Damit fragt es sich im weiteren, nach welchem zeitlichen Devisenkurs sich die Umrechnung zu richten hat. Die Beklagte legt gemäß den früheren und jetzigen Richtlinien des Verbandes Deutscher Rentenversicherungsträger Zeiträume und Zeitpunkte zugrunde, die schon vor der Zeit liegen, in der das Arbeitsentgelt zugeflossen ist. Auch § 8 Abs 2 Satz 3 BKGG und Art 107 EWG-VO Nr 574/74 greifen auf frühere Zeiträume bzw Zeitpunkte zurück, ohne daß sich insoweit eine einheitliche Linie erkennen ließe. Für einen derartigen, wie auch immer vorzunehmenden Rückgriff sieht der Senat bei der ergänzenden Rechtsfindung im Rahmen des § 25 Abs 4 Satz 1 Buchst b AVG jedoch keine Möglichkeit, auch wenn allein von der Praktikabilität her gesehen dieses Verfahren zu den geringsten Schwierigkeiten führen würde. Denn wie der Senat in SozR 2200 § 1248 Nr 18 hervorgehoben hat, kommt es für § 25 Abs 4 Satz 1 Buchst b AVG nur auf das Arbeitseinkommen während der angestrebten Bezugszeit für das flexible Altersruhegeld an; infolgedessen können auch nur die valutarischen Verhältnisse in dieser Bezugszeit maßgebend sein. Dabei ist es allerdings nicht erforderlich, allen Erwerbseinkünften innerhalb der genannten Bezugszeiten jeweils den Kurs des Tages zugrunde zu legen, an dem sie dem Berechtigten zugeflossen sind. Ausschlaggebend muß vielmehr sein, daß § 25 Abs 4 Satz 1 Buchst b AVG auf die durchschnittlich im Monat erzielten Einkünfte abstellt. Wenn - wie hier - nur eine Bezugszeit von einem Monat streitig ist, sind demnach die im Laufe des Monats erzielten Einkünfte als eine Einheit gleichmäßig dem ganzen Monat zuzurechnen (vgl dazu das heutige Urteil in der Sache 11 RA 48/82). Dem entspricht es, daß die Umrechnung folgerichtig nach dem durchschnittlichen Monatskurs vorgenommen wird. Soweit auch bei diesem Verfahren noch Feststellungsschwierigkeiten verbleiben, halten sie sich im Rahmen der Schwierigkeiten, die ohnedies durch die Struktur der Vorschrift bedingt sind; da der Leistungsbezug von innerhalb der Bezugszeit zufließenden Verdiensten abhängig gemacht wird, hat das zwangsläufig zur Folge, daß nicht selten erst mit Ablauf der Bezugszeit die Leistungsberechtigung festgestellt werden kann (s dazu SozR 2200 § 1248 Nr 18).

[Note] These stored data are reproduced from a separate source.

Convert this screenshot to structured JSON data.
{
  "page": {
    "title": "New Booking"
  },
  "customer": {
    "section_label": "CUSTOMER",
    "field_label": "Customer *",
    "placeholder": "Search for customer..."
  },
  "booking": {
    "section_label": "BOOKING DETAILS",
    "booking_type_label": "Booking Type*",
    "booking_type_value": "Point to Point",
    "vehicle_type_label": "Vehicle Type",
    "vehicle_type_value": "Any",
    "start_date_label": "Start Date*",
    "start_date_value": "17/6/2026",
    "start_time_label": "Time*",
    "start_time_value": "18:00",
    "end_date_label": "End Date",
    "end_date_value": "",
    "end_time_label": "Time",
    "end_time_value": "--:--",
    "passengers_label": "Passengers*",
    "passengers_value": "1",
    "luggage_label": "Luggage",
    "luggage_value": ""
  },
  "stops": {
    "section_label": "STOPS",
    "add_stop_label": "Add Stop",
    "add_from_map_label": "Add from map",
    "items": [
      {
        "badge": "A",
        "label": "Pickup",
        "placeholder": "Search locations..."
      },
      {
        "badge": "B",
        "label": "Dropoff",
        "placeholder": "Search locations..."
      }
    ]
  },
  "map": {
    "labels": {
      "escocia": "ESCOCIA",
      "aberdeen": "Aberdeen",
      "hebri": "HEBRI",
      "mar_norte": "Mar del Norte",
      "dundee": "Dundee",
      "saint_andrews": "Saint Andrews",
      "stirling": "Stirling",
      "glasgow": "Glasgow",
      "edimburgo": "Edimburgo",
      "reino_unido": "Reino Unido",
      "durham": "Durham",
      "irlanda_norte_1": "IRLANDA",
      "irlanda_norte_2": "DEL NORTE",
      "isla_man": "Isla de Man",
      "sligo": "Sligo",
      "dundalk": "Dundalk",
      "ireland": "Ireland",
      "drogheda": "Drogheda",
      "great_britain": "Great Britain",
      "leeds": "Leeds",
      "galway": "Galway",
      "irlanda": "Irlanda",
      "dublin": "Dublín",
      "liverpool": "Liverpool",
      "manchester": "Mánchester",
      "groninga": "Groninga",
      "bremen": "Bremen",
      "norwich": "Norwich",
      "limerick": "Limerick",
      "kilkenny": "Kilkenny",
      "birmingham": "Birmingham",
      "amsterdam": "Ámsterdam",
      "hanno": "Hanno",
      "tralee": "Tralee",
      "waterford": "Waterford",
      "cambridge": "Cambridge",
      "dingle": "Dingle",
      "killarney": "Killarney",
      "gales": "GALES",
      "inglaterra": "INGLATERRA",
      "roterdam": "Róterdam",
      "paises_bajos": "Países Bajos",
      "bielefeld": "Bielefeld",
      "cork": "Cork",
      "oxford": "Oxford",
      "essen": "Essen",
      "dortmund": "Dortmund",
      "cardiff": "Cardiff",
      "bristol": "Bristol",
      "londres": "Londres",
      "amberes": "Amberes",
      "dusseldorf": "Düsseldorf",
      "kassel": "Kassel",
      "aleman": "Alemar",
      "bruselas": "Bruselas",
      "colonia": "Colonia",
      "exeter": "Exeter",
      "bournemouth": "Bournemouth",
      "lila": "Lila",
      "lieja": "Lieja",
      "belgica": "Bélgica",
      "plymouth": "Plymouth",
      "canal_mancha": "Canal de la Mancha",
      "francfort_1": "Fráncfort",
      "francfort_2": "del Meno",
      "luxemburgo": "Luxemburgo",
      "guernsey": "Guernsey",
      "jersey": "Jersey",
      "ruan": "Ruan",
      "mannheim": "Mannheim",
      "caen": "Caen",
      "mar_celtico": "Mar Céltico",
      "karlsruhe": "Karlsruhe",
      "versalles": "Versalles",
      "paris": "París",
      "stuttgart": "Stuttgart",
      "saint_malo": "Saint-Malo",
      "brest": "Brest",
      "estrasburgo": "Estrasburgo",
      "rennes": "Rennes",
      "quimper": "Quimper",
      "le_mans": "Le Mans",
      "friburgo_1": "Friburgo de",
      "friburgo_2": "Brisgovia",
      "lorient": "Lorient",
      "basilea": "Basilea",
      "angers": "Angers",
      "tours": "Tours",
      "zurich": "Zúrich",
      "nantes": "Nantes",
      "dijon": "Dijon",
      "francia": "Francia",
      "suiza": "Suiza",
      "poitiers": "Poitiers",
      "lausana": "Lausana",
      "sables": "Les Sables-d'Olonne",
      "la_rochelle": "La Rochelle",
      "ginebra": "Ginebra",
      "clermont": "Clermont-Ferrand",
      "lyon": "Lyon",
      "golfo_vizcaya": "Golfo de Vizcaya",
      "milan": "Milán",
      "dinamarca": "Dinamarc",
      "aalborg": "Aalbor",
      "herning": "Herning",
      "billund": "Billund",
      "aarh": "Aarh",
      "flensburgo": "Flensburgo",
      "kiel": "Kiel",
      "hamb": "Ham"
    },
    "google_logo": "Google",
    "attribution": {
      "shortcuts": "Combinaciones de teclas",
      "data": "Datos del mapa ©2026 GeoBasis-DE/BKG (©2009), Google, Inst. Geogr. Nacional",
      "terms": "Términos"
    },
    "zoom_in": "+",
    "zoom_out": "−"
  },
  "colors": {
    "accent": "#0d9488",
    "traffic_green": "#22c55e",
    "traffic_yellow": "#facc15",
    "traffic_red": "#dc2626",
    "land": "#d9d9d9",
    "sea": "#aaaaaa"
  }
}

Nach Auskunft der Landeszentralbank B, auf die das LSG in seinem Urteil Bezug genommen hat, belief sich der Durchschnittskurs der DM für Juli 1977 auf 4,2009 IL (4,18941 + 4,21247 : 2); das Arbeitsentgelt der Klägerin für Juli 1977 in Höhe von 4.282,20 IL kommt damit dem Betrag von 1.019,34 DM gleich; dieser Betrag bleibt hinter dem hier maßgebenden Grenzbetrag von 1.020,- DM zurück.

Nach alledem war das angefochtene Urteil aufzuheben und in der Sache zu Gunsten der Klägerin zu entscheiden (§ 170 Abs 2 des Sozialgerichtsgesetzes -SGG-); die Kostenentscheidung ergibt sich aus § 193 SGG.